Sometimes it only takes a small adjustment to cure the Krummholz Blues. The other day, after walking my ancient, creaky Labrador (yes, we have our similarities) on his regular 1.5-mile loop, I realized that I hadn’t really noticed my surroundings for several weeks. Any practitioner of Zen Buddhism – or even the newly popular, religion-stripped practice of California Mindfulness – will tell you that walking a half hour with no notice of your surroundings does not contribute much to your psychic well-being. The next day, I walked the same loop but on the opposite side of the street. Holy cow, did that do the trick! I may as well have been strolling in a foreign country. One house needed a new paint job; another had torn out the front grass and planted a gorgeous flower garden…stuff like that. To call it a revelation would be overstating, but it was nonetheless startling to realize how different things looked from the other side of the street.

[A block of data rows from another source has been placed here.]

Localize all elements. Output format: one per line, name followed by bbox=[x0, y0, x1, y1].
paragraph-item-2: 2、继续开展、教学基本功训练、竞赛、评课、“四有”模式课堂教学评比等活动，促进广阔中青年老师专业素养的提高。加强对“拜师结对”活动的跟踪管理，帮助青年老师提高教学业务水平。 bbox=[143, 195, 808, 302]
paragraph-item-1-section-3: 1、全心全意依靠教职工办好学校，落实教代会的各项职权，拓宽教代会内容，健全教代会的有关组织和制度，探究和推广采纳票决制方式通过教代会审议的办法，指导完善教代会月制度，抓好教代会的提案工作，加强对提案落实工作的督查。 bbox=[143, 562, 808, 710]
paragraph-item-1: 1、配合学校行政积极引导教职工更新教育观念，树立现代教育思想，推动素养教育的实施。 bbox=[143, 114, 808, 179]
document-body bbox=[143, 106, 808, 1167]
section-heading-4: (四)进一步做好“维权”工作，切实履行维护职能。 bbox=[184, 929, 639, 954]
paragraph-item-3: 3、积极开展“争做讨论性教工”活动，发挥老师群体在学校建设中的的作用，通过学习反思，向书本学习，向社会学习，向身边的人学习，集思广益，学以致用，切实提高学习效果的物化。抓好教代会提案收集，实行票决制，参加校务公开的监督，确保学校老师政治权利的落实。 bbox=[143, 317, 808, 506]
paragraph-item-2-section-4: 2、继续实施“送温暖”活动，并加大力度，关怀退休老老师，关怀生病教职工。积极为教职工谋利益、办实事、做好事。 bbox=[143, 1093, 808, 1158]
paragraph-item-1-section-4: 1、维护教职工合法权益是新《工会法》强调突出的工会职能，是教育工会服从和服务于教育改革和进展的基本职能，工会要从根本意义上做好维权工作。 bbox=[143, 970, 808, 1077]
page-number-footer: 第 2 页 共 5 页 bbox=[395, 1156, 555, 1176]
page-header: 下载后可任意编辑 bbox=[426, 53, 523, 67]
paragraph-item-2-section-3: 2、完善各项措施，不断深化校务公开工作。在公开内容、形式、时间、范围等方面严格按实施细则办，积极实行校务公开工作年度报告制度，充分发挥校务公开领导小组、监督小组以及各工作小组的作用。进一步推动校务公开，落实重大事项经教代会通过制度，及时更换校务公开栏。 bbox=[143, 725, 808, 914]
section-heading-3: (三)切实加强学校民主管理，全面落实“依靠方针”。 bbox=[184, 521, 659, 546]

So my advice, to you and to myself: Walk on the other side of the street once in a while. Take a different route to work. Forego the blueberry muffin and try the one with kale. And for goodness sake, spatchcock that chicken! Recognize the signs that your psychic limbs are being twisted and that the prevailing breeze is of your own making. Straighten that spine.
If you haven’t spatchcocked a fowl before, now is the time to learn. A spatchcocked bird retains all its bones and ligament (the stuff that keeps it moist and juicy), but makes for quicker cooking and a nice, uniformly crisp skin.

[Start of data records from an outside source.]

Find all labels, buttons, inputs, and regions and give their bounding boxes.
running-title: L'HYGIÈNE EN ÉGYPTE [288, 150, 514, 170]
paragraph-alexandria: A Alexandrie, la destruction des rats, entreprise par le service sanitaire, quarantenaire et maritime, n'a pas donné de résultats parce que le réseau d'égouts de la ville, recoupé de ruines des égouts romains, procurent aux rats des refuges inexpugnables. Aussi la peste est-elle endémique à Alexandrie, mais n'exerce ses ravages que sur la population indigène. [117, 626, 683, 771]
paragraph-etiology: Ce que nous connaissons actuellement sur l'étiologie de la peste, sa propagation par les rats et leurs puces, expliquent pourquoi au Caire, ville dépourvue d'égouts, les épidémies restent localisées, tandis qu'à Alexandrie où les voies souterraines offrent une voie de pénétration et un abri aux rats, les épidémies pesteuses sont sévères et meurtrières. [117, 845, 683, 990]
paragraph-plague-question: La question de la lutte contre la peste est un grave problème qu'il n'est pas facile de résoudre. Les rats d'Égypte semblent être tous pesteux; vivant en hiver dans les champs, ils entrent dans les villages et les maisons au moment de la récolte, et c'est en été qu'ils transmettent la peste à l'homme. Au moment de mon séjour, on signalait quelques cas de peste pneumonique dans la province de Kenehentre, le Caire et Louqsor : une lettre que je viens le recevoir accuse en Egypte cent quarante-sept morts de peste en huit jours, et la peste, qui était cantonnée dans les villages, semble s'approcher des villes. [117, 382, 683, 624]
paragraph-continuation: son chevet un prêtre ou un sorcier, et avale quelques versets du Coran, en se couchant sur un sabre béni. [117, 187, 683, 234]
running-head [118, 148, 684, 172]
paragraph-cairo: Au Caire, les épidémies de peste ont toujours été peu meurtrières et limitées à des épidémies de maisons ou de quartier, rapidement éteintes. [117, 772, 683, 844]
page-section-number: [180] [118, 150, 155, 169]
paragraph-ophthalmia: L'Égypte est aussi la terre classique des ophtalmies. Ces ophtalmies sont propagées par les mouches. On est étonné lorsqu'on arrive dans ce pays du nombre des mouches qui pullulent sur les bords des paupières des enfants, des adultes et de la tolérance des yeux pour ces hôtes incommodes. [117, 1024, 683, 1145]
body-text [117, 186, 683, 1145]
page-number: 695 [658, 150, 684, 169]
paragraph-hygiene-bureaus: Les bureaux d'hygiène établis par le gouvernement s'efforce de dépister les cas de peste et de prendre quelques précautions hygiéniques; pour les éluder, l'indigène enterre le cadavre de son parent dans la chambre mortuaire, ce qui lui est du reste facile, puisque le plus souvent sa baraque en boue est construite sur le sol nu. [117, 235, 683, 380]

Really, it’s quite easy. Flip a whole chicken on its breast, spine up. Using stout kitchen shears and beginning at the Pope’s nose, make a cut just to one side of the backbone, all the way to the neck. Then do the other side, removing the spine from the bird. Now crack the breastbone with a butcher knife so that the bird lies flat. Voila, you have spatchcocked your first bird!

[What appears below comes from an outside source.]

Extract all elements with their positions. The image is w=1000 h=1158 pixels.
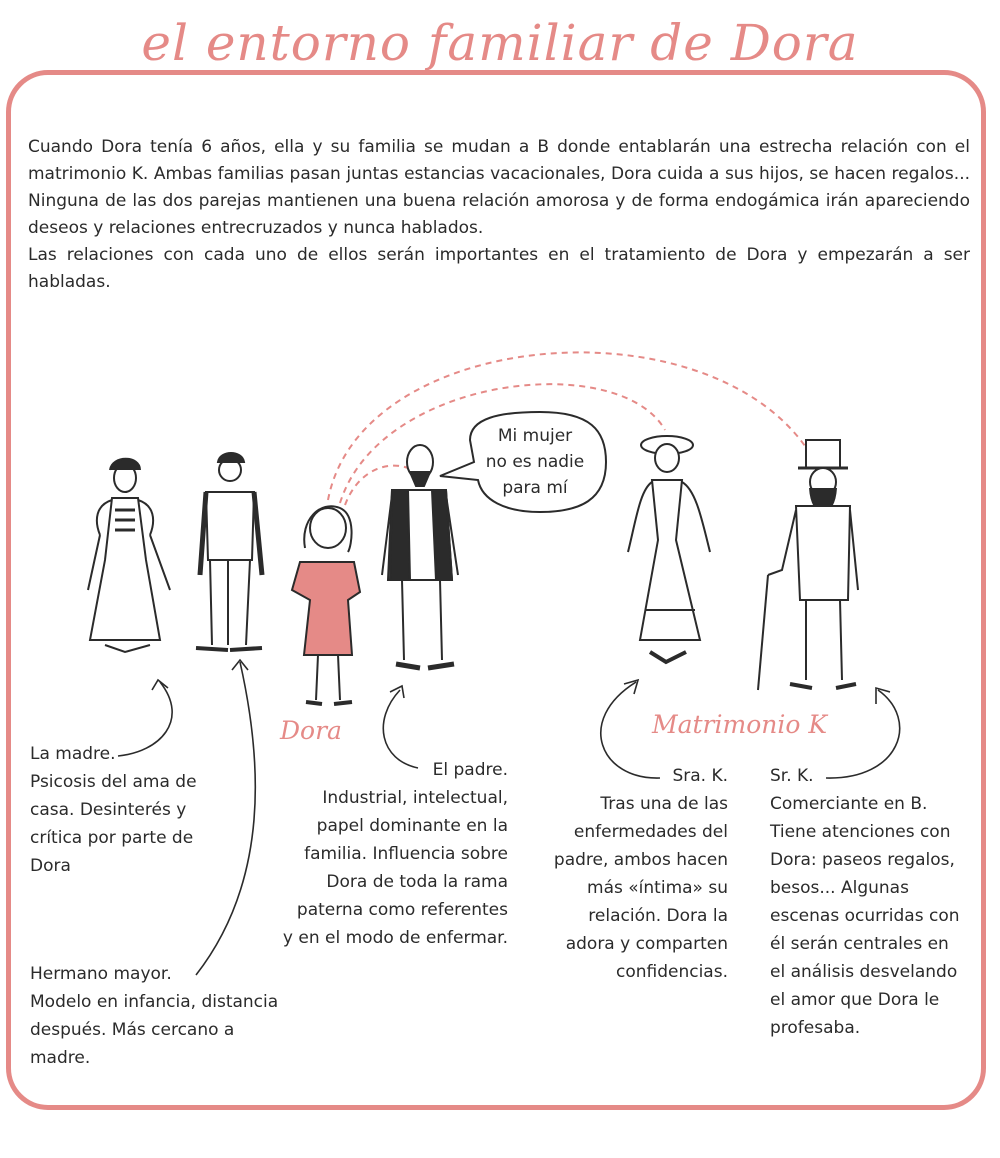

Next comes the fun, creative part that keeps you thinking. A spatchcocked bird is perfect for the grill, and any one of a zillion preparations will do once you have that bird flattened out. You can certainly slather it with BBQ sauce, preferably something made at home. Or whip up a marinade with garlic, lemon, olive oil, and fresh rosemary. One of my favorites is to mix up a nice sludge of Moroccan spices like ground cumin, coriander, ginger, cinnamon, allspice, cayenne, clove, salt, and pepper. Add a splash of olive oil and some mashed-up preserved lemon (Thomas Keller’s recipe for preserved lemon in his seminal Ad Hoc at Home book is recommended reading). The mixture should resemble a thick paste. Rub this paste all over both sides of your spatchcocked chicken and put it on a medium-hot grill. I like to start skin-side up to render off a bit of fat first, then finish skin-side down to prevent scorching.
This dish would go nicely with some Israeli couscous, a simple arugula salad, and perhaps a glass or two of California zinfandel.